Ces considérations sur le cerveau permettent à Guberina de parvenir à la conclusion que l’être humain a un comportement bulle...structuro-global, tant en production qu’en perception. Précisons qu’il propose cette vision originale du fonctionnement cérébral à une époque où la psycholinguistique n’était pas encore née.

La découverte des optimales est à la base du travail de rééducation des malentendants et tous les orthophonistes équipés d’un SUVAG connaissent naturellement les plages fréquentielles caractéristiques des sons de la langue sur laquelle ils interviennent. Pour un professeur de langue, connaître les valeurs des optimales n’est pas indispensable mais en comprendre le principe est essentiel car il illustre parfaitement que des sons appartenant à des langues différentes présentent toujours des spécificités perceptives propres. Le principe des optimales est une excellente illustration du bulle...crible phonologique.

A titre d’illustration, les optimales de quelques sons du français et de l’anglais sont indiquées dans la fenêtre surgissante n° 1 cf. DOC04.

 

1 Il s’agit d’un article publié dans Le Courrier de Suresnes. Centre National d’Études et de Formation pour l’Enfance inadaptée, n° 58, 1992 (réédité en 1997), intitulé « La Méthode Verbo-Tonale en 1992 ». Tous les textes sont entièrement consacrés à l’orthophonie mais le lecteur intéressé y trouvera notamment la description technique des appareils SUVAG utilisés en réhabilitation, des contributions d’ORL montrant l’apport et l’emploi de la MVT et son intérêt par rapport aux autres mesures audiométriques ; le rôle prépondérant du corps comme vecteur de sons graves pour les malentendants et comme marqueur rythmique à différents niveaux est également souligné.
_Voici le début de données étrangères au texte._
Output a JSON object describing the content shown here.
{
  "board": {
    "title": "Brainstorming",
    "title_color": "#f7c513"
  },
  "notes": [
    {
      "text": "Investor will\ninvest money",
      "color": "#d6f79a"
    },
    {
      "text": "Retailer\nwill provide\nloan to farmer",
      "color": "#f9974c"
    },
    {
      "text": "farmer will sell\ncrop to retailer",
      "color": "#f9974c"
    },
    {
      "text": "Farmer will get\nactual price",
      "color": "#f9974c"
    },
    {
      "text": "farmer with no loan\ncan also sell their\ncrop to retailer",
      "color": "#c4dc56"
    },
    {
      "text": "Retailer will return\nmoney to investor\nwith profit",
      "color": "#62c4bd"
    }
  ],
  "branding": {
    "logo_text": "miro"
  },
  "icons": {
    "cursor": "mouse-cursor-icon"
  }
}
2 Le SUVAG connaîtra plusieurs versions et améliorations. Ses principes et son fonctionnement sont décrits en détails par Y. Dekneuvel dans un article paru dans la revue indiquée dans la note précédente. Le SUVAG est toujours commercialisé par une société marseillaise et le fonctionnement des appareils existant actuellement sur le marché est à consulter à : http://www.suvag.com/fr/produits/default.html

3 Dans cette ressource, nous n'avons pas à développer outre mesure ces points qui intéressent le professeur de langue vivante pour son information générale mais sont peu utiles pour ses pratiques de classe. Ces aspects sont surtout exploités par les ORL et les orthophonistes. Il existe une littérature abondante sur ce thème. Les articles de Guberina et de ses collaborateurs notamment qui décrivent très minutieusement les phénomènes observés, les manipulations faites au SUVAG, l'établissement de listes de référence pour les optimales, le travail de rééducation auditive. Diverses revues d'orthophonie y ont également consacré des études.

4 Exemple emprunté à Renard, 1979, p. 49 et tiré d'un article du même auteur paru en 1967 sur l'utilisation du Suvaglingua en classe de langue.